Marek Olšák via llvm-commits llvm-commits at lists.llvm.org
Mon Nov 21 17:32:50 PST 2016


mareko added inline comments.


================
Comment at: include/llvm/IR/IntrinsicsAMDGPU.td:481
+            [llvm_i32_ty, llvm_i32_ty, llvm_i32_ty, llvm_i32_ty],
+            [IntrNoMem]>;
+
----------------
arsenm wrote:
> mareko wrote:
> > nhaehnle wrote:
> > > arsenm wrote:
> > > > nhaehnle wrote:
> > > > > tstellarAMD wrote:
> > > > > > arsenm wrote:
> > > > > > > Shouldn't this be IntrReadMem? The doc says it reads parameters in LDS
> > > > > > I think technically, this should be inaccessiblememonly,  because but there is no intrinsic attribute for this yet.
> > > > > And that region of LDS is constant anyway, so IntrNoMem is fine.
> > > > Is that possible?
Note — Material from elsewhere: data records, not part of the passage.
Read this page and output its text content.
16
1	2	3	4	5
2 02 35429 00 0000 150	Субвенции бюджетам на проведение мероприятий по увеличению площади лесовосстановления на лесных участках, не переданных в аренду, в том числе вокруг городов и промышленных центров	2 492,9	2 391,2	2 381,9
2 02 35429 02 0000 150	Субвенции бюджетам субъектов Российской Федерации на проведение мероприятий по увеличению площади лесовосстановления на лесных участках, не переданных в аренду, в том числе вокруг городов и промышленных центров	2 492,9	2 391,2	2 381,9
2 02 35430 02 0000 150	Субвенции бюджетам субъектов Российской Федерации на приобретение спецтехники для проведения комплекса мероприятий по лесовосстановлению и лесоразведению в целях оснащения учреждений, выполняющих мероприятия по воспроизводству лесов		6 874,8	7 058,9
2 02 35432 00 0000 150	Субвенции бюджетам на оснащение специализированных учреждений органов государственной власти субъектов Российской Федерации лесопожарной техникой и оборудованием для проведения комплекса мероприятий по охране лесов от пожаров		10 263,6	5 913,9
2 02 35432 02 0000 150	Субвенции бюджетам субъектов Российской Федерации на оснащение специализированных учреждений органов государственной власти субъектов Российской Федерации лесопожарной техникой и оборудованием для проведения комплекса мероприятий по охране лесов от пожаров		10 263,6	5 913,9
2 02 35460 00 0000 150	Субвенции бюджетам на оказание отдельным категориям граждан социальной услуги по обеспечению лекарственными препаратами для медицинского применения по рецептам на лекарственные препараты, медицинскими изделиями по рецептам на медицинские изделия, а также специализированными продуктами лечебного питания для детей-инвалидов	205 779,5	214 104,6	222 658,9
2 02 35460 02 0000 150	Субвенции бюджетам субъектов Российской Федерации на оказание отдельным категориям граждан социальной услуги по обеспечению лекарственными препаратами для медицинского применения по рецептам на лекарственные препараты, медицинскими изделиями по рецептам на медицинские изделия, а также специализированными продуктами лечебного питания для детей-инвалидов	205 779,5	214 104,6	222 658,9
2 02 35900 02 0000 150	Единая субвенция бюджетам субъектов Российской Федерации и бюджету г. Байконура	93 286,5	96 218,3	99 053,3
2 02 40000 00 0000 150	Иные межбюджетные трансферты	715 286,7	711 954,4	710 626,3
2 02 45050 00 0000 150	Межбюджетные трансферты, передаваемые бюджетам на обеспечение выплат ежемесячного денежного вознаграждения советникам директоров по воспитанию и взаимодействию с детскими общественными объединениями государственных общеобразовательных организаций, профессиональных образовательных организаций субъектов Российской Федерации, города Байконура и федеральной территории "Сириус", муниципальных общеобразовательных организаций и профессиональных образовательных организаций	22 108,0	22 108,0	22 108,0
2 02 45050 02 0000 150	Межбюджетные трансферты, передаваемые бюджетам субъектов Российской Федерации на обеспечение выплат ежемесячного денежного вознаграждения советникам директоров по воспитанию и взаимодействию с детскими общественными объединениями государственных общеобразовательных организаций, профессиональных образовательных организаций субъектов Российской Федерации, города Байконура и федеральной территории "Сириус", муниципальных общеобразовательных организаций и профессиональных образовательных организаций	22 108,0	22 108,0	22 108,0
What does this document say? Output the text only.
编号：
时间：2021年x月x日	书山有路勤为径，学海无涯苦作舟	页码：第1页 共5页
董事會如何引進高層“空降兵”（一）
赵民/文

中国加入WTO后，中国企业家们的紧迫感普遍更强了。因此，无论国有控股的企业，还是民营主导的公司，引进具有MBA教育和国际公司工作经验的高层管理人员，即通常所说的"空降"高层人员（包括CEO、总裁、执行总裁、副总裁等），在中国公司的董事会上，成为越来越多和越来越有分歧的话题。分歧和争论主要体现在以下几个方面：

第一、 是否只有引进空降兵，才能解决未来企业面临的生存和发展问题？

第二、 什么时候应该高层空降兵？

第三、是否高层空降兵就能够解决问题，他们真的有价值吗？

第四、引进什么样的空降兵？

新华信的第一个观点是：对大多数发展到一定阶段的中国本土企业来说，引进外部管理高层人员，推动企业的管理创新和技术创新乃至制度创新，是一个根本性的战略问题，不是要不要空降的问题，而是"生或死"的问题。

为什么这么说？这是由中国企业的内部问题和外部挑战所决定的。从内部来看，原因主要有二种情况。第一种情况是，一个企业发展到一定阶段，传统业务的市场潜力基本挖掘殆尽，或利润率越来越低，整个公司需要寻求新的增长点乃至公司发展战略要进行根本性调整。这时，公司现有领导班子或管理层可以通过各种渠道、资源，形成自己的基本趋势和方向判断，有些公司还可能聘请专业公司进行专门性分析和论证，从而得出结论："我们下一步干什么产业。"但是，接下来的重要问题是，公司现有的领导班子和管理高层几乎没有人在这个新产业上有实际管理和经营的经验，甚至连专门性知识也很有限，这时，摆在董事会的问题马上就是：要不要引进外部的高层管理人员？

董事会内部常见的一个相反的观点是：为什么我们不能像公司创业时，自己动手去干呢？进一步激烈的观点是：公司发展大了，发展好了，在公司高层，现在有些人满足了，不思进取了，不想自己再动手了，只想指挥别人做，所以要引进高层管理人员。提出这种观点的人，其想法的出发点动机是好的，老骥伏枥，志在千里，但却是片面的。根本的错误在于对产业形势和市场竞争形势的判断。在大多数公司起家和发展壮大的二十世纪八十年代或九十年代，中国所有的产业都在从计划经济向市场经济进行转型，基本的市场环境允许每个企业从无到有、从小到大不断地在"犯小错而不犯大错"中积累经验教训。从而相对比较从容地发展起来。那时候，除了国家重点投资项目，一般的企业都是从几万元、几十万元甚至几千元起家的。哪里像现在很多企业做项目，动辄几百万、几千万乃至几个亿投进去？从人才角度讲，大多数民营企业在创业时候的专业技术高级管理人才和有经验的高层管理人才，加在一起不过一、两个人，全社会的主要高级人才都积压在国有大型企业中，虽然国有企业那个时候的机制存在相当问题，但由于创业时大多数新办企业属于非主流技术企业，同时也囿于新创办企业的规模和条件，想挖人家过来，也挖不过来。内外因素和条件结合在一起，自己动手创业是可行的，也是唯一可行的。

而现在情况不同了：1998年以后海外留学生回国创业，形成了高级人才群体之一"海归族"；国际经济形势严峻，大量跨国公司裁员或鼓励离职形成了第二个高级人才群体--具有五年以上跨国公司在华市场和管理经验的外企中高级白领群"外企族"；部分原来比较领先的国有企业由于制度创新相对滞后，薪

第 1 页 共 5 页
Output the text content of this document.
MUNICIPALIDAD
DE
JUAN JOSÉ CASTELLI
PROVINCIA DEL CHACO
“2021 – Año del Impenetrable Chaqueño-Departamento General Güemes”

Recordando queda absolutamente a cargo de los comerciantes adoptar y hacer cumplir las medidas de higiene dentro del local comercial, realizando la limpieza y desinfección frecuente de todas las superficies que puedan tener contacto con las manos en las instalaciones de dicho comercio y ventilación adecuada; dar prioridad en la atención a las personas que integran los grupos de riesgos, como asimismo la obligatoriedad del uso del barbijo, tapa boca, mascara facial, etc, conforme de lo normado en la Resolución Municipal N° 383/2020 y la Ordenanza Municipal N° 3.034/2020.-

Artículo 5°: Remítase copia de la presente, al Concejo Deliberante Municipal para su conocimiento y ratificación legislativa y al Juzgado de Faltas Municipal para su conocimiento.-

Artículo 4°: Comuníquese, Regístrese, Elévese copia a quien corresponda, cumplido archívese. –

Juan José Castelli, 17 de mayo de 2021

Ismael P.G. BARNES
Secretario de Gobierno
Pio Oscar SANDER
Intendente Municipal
I thought the runtime couldn't ever initialize LDS, so something in the shader has to set it in the first place
> > > The LDS for these instructions is initialized by Primitive Assembly (or possibly the Scan Converter, it's unclear to me where the boundary between those hardware blocks is precisely).
> > LDS is initialized by the SPI block before the pixel shader. ReadNone is fine, because nothing can modify it.
> I don't think it can really prevent writes? I'm betting an out of bounds access will clobber it. BTW D26485 adds the property 
I think you'd have to modify m0 to before writing to it, which can't be done from LLVM IR. Anyway, the same could be said about any other memory. We want v_interp to be 100% movable without restrictions. We want the same for the vast majority of loads and also most stores, because stores with side effects are very rare in graphics, and are usually limited to LDS in compute shaders. I've seen plenty of buffer and image stores used by games, but I've yet to see those with any side effects.